Biasanya, penyebab radiator tersumbat adalah endapan kotoran yang terdapat pada saluran cairan radiator. Endapan kotoran ini dapat menghambat aliran cairan radiator dalam memindahkan panas dari waterjacket di sekeliling mesin ke radiator.
Karena aliran cairan terhambat, proses mendinginkan jadi lambat dan temperatur mesin pun jadi naik. Sebenarnya, hal ini tidak akan terjadi bila radiator dikuras secara berkala setiap 20.000 km atau minimal 1 tahun sekali. Kotoran radiator dapat dikeluarkan dengan cara dikuras, tetapi jika sudah mengendap maka diperlukan radiator flush. Radiator flush sendiri digunakan agar sisa-sisa cairan yang menempel tersebut rontok sehingga tidak menimbulkan endapan.

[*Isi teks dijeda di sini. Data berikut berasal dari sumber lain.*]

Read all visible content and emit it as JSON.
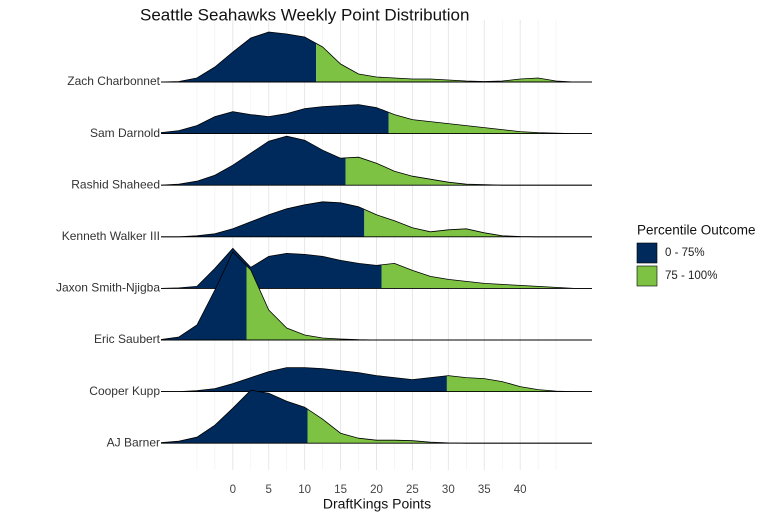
{
  "chart_data": {
    "type": "ridgeline",
    "title": "Seattle Seahawks Weekly Point Distribution",
    "x_label": "DraftKings Points",
    "xlim": [
      -10,
      50
    ],
    "xticks": [
      0,
      5,
      10,
      15,
      20,
      25,
      30,
      35,
      40
    ],
    "minor_xticks": [
      -5,
      -2.5,
      2.5,
      7.5,
      12.5,
      17.5,
      22.5,
      27.5,
      32.5,
      37.5,
      42.5,
      45
    ],
    "grid": true,
    "x": [
      -10,
      -7.5,
      -5,
      -2.5,
      0,
      2.5,
      5,
      7.5,
      10,
      12.5,
      15,
      17.5,
      20,
      22.5,
      25,
      27.5,
      30,
      32.5,
      35,
      37.5,
      40,
      42.5,
      45,
      47.5,
      50
    ],
    "series": [
      {
        "name": "Zach Charbonnet",
        "cut": 11.6,
        "values": [
          0,
          0.5,
          4,
          15,
          30,
          44,
          50,
          48,
          45,
          35,
          18,
          8,
          5,
          4,
          3,
          3,
          2,
          1,
          0.5,
          1,
          3,
          4,
          1,
          0,
          0
        ]
      },
      {
        "name": "Sam Darnold",
        "cut": 21.7,
        "values": [
          1,
          3,
          8,
          17,
          22,
          19,
          17,
          20,
          25,
          27,
          28,
          29,
          26,
          19,
          14,
          12,
          10,
          8,
          6,
          4,
          2,
          1,
          0.5,
          0,
          0
        ]
      },
      {
        "name": "Rashid Shaheed",
        "cut": 15.7,
        "values": [
          0,
          1,
          4,
          10,
          20,
          32,
          44,
          49,
          45,
          35,
          27,
          28,
          22,
          14,
          9,
          6,
          3,
          1,
          0.5,
          0,
          0,
          0,
          0,
          0,
          0
        ]
      },
      {
        "name": "Kenneth Walker III",
        "cut": 18.3,
        "values": [
          0,
          0,
          1,
          3,
          8,
          15,
          22,
          28,
          32,
          35,
          34,
          30,
          22,
          16,
          9,
          5,
          7,
          8,
          4,
          1,
          0.3,
          0,
          0,
          0,
          0
        ]
      },
      {
        "name": "Jaxon Smith-Njigba",
        "cut": 20.7,
        "values": [
          0,
          0.5,
          2,
          20,
          40,
          21,
          32,
          35,
          34,
          32,
          28,
          25,
          23,
          25,
          18,
          12,
          9,
          7,
          5,
          4,
          3,
          2,
          1,
          0,
          0
        ]
      },
      {
        "name": "Eric Saubert",
        "cut": 1.9,
        "values": [
          0.5,
          3,
          15,
          50,
          88,
          70,
          30,
          12,
          5,
          2,
          1,
          0.3,
          0,
          0,
          0,
          0,
          0,
          0,
          0,
          0,
          0,
          0,
          0,
          0,
          0
        ]
      },
      {
        "name": "Cooper Kupp",
        "cut": 29.8,
        "values": [
          0,
          0,
          1,
          3,
          8,
          14,
          20,
          24,
          24,
          23,
          21,
          19,
          16,
          14,
          12,
          14,
          16,
          14,
          13,
          10,
          5,
          2,
          0.5,
          0,
          0
        ]
      },
      {
        "name": "AJ Barner",
        "cut": 10.4,
        "values": [
          0.5,
          2,
          6,
          18,
          35,
          53,
          50,
          42,
          36,
          24,
          10,
          5,
          3,
          3,
          2.5,
          1,
          0.3,
          0,
          0,
          0,
          0,
          0,
          0,
          0,
          0
        ]
      }
    ],
    "legend": {
      "title": "Percentile Outcome",
      "items": [
        {
          "label": "0 - 75%",
          "color": "#002a5c"
        },
        {
          "label": "75 - 100%",
          "color": "#7dc243"
        }
      ]
    }
  }
}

Radiator flush sebaiknya digunakan bersamaan saat menguras cairan radiator secara berkala. Pertama, cairan radiator lama dibuang lewat lubang pembuangan pada bagian bawah radiator. Begitu pula yang ada di tabung cadangan. Setelah menutup saluran pembuangan, lalu radiator flush yang dicampur air dimasukkan ke radiator untuk menguras cairan radiator yang tersisa. Kemudian nyalakan mesin sekitar 10-15 menit agar cairan dapat bersirkulasi beberapa kali dan radiator flush ikut bekerja. Setelah itu seluruh cairan dibuang, barulah cairan radiator yang baru dimasukkan. Biasakan memeriksa kondisi cairan radiator sebelum berkendara. Kebocoran ditandai dengan adanya volume radiator yang berkurang.